A new survey of large companies by the Kaiser Family Foundation and Hewitt Associates, a benefits consulting firm, found that 80 percent of the 435 firms queried expect to ask their retiring employees to pay more for their health benefits in the next three years.
Some employers help retirees under age 65 pay for health care until they are eligible for Medicare, the government's insurance plan for the elderly. Some companies also continue to offer retirees enrolled in the public plan supplemental coverage for prescription drugs and other items Medicare doesn't provide.
More than a third of companies said they will, or have already, cut health benefits for retired workers. About one in five said they would probably eliminate these benefits for future retirees, while 13 percent said they'd already done so within the past two years.
Surging costs of providing coverage triggered the move. The companies project that costs will rise 16 percent this year, from $12.5 billion to $14.5 billion. Much of the burden comes from rising prescription drug costs.
"I don't think this is posturing. I think rising health costs and a more difficult economy is just making it more challenging for employers to provide health benefits to retirees," said Tricia Neuman, director of Kaiser's Medicare Policy Project and a co-author of the report released today.
About half the companies in the survey said they had caps on how much they would pay for retiree health benefits -- and between 50 percent and 60 percent said they'd already hit those spending levels.
Retirees are already reaching deeper into their own pockets to pay for benefits. Those under age 65 paid 19 percent more for their health benefits this year than they did in 2001, and those 65 and older paid 20 percent more for coverage, the report found.
But paying more is usually better than the alternative, Neuman said. "Those that are taking [retiree coverage] are willing to incur the higher premiums, because it's still better than what they could get on their own," she added.
The 435 employers, each with at least 1,000 workers, employ 7.4 million people and have 3.3 million retirees. Their health plans affect nearly 24 million people.
Many employers stopped offering retirees health coverage in the early 1990s after an accounting law change, said Michael Carter of the Hay Group, an international benefits consulting firm that also conducts a yearly benefits survey. In 1992, before the shift, 61 percent of companies in the Hay survey offered retiree health coverage. This year, the figure is 48 percent, Carter said.
The most common response to the rule change was for employers to ask retirees to pay more for their benefits, Carter said. And as the cost of coverage has continued to climb, they keep asking. "This really stands out as a difficult problem for most employers," he said.
Neil Trautwein, director of employment policy for the National Association of Manufacturers, called the new survey a "dog-bites-man" story.

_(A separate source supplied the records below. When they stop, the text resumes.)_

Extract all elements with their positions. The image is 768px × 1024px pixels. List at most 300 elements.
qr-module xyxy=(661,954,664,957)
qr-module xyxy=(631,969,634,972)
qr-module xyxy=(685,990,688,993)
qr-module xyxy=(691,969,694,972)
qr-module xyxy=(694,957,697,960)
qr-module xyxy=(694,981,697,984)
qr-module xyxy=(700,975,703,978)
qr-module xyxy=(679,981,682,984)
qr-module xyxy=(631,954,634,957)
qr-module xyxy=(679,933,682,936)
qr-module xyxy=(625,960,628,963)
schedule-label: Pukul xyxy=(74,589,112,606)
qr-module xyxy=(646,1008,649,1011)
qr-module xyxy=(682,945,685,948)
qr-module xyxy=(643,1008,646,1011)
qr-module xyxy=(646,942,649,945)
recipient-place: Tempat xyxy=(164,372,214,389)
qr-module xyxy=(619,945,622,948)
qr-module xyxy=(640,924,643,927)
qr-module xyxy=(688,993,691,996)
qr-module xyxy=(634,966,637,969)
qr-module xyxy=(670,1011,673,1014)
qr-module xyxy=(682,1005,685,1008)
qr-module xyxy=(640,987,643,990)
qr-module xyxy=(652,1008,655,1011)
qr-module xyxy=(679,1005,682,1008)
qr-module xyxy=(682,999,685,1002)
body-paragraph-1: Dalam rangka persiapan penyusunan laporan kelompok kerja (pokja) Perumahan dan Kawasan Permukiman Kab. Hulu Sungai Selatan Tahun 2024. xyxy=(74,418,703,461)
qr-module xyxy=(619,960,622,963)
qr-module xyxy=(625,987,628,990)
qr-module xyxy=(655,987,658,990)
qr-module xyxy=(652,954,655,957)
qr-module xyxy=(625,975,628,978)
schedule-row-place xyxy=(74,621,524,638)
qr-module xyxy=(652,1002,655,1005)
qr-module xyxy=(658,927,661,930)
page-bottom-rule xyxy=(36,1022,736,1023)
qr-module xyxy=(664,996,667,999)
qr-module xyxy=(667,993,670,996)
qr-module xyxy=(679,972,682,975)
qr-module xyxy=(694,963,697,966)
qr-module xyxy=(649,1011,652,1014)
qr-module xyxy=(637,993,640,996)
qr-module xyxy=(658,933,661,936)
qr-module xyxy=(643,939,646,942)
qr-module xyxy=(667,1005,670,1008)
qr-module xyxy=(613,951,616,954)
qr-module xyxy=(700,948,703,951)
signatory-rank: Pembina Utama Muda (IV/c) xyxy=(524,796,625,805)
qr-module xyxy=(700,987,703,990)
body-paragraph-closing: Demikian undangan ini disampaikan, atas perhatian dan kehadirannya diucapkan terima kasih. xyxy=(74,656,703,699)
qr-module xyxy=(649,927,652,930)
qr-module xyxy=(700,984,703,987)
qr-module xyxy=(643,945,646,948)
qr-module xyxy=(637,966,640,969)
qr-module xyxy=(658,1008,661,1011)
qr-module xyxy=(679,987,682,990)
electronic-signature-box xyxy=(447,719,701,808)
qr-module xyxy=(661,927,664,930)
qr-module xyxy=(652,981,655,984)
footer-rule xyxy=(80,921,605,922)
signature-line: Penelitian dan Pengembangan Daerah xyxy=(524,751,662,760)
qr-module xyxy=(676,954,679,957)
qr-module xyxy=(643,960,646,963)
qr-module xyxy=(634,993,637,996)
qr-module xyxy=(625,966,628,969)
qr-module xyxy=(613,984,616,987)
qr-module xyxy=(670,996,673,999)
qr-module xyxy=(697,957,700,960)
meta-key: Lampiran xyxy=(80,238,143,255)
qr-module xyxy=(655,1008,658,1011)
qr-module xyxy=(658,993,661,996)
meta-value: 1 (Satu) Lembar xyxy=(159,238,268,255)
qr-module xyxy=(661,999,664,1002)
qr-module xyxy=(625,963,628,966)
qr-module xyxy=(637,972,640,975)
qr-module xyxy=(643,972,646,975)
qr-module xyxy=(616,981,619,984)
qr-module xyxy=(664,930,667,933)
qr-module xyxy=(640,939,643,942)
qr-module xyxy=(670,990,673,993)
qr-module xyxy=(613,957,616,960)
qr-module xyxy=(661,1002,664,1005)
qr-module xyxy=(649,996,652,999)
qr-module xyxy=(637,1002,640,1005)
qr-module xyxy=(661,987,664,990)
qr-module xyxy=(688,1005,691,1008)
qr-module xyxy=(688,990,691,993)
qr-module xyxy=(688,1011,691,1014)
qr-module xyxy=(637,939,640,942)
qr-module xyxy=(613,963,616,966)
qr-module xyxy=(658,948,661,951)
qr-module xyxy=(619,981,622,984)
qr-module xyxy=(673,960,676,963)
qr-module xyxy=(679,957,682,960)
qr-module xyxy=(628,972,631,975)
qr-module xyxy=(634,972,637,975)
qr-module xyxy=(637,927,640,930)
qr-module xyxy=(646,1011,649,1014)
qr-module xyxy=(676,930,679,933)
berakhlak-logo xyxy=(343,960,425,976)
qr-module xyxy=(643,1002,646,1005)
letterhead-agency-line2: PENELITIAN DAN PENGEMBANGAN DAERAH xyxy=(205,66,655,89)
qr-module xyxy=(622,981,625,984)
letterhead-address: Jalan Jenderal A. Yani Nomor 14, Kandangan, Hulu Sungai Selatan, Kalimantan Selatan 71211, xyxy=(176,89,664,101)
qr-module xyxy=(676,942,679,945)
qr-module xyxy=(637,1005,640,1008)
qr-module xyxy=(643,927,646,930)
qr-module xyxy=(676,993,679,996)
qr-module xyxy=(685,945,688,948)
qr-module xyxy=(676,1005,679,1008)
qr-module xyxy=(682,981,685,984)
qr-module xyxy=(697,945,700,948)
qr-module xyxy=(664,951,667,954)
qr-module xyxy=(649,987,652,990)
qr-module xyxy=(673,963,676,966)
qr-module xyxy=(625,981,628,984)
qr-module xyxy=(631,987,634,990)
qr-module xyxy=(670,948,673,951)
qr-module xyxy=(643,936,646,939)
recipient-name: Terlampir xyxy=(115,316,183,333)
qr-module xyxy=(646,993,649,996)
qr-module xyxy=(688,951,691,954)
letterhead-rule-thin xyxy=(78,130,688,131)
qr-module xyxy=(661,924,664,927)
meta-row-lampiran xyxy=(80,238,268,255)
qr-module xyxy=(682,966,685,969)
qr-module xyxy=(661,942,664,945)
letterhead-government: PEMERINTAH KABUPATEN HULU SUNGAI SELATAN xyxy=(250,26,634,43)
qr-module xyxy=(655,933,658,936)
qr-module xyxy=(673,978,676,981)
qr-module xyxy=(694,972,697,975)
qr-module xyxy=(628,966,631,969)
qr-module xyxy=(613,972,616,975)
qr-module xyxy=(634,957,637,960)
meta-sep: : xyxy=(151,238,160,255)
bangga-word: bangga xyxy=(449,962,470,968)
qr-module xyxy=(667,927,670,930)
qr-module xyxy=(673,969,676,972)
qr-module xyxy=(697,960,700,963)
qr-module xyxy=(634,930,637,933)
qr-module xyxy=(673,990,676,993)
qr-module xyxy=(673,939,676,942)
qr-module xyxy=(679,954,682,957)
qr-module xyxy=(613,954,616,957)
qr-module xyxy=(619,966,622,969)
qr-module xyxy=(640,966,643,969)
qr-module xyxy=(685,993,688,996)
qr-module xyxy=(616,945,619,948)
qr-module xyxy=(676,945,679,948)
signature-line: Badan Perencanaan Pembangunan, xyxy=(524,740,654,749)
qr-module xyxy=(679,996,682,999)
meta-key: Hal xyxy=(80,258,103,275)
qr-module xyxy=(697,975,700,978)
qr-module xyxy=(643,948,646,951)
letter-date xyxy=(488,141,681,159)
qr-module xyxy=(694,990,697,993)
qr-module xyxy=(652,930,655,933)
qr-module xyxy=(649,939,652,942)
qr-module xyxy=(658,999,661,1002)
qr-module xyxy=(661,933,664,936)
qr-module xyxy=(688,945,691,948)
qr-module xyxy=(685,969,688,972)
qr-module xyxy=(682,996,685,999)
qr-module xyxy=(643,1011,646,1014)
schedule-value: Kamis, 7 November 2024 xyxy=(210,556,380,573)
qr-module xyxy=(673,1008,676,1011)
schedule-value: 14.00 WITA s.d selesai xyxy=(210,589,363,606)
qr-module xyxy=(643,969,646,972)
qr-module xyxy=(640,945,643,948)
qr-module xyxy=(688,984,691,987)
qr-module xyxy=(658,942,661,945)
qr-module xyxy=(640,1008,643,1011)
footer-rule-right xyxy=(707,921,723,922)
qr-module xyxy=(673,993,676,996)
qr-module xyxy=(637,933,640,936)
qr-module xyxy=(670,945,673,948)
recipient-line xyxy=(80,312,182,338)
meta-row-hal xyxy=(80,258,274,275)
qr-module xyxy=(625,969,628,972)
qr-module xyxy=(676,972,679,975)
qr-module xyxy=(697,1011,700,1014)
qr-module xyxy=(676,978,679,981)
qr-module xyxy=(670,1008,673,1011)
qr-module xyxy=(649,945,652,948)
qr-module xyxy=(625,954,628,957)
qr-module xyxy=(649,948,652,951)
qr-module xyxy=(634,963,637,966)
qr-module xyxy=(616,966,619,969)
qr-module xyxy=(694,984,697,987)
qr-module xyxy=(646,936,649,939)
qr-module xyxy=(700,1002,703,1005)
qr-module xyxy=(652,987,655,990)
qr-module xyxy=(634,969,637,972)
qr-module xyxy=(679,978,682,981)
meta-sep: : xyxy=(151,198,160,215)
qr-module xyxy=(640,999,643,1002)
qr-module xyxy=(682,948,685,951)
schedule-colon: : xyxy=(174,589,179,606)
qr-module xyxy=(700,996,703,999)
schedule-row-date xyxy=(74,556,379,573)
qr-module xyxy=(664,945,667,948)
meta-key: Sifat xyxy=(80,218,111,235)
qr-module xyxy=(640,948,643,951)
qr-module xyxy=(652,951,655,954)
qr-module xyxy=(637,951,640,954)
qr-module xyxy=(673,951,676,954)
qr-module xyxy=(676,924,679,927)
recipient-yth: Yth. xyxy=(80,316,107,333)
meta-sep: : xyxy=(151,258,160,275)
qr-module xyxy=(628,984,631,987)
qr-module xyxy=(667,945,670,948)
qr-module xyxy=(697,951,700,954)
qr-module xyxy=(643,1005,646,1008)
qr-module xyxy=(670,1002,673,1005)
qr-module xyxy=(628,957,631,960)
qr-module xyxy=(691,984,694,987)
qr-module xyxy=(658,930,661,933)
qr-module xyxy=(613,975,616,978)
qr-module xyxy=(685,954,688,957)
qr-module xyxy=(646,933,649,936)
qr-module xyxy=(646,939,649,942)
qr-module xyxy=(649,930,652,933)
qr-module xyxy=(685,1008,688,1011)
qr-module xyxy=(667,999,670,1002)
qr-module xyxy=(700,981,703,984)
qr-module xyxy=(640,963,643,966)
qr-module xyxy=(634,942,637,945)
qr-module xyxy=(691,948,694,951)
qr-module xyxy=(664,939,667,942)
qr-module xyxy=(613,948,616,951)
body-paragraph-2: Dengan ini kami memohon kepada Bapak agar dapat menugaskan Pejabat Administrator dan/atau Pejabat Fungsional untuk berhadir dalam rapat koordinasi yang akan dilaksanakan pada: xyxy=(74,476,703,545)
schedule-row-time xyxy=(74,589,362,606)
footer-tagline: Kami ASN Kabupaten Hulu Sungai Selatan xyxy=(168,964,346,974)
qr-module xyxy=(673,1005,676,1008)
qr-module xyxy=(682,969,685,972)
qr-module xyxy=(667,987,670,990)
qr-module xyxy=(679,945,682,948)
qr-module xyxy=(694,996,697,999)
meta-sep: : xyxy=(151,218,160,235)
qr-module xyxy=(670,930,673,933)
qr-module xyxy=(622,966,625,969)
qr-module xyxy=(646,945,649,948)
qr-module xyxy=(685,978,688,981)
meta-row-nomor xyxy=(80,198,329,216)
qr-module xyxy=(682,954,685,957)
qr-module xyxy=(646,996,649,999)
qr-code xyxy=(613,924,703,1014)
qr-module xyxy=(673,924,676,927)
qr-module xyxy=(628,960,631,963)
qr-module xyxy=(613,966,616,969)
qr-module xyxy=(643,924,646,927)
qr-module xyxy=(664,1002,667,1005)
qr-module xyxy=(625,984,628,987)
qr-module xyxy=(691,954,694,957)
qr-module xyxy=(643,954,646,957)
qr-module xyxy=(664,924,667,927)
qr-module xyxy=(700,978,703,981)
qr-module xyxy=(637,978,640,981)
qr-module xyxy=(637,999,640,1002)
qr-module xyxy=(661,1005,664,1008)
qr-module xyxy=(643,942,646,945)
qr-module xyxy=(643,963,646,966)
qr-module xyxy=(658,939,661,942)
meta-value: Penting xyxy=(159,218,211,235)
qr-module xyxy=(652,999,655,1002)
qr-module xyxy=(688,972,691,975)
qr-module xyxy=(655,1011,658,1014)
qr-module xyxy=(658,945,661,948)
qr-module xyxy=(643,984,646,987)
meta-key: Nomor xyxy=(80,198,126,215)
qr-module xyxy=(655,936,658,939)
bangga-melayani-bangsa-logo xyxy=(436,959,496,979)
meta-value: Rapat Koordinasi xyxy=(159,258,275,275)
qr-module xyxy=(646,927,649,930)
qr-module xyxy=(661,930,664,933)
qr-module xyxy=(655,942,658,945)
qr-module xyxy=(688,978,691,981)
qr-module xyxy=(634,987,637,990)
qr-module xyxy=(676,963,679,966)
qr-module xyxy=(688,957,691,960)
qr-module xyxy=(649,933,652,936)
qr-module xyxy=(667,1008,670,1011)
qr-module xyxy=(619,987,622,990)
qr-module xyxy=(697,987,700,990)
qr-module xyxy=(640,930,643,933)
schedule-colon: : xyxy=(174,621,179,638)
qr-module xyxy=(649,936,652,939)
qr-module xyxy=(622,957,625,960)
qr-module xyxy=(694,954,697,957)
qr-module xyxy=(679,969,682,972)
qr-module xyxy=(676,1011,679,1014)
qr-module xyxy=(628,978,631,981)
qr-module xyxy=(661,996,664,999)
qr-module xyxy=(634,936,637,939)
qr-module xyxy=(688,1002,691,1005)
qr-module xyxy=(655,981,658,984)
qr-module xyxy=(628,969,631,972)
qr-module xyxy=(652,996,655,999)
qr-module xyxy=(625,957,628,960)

"It shouldn't surprise anyone that health-care costs are increasing drastically and affecting retirees as well as workers," Trautwein said. "In the manufacturing sector the economy has been flat at best, and companies are not able to absorb these cost increases."
Trautwein said active workers across the economy are paying an average of 13 percent more for their health benefits this year than they did in 2001. Employees in a third of his group's 14,000 member firms have seen hikes of 25 percent or more.
Trautwein said a prescription drug add-on to Medicare is one of his association's top priorities. But Mary Ellen Signorille, a lawyer for the AARP, which also supports such a plan, said it won't cure what ails the nation's health-care system. "It's not the only thing that's driving up costs," Signorille said.
Jim Norby, president of the National Retiree Legislative Network in Washington, D.C., called the survey results "statistical confirmation of what we've said is happening." Norby's group, which represents between 2 million and 2.5 million retirees, is lobbying for legislation that would prevent companies from reducing health benefits to retired workers once the coverage has been set.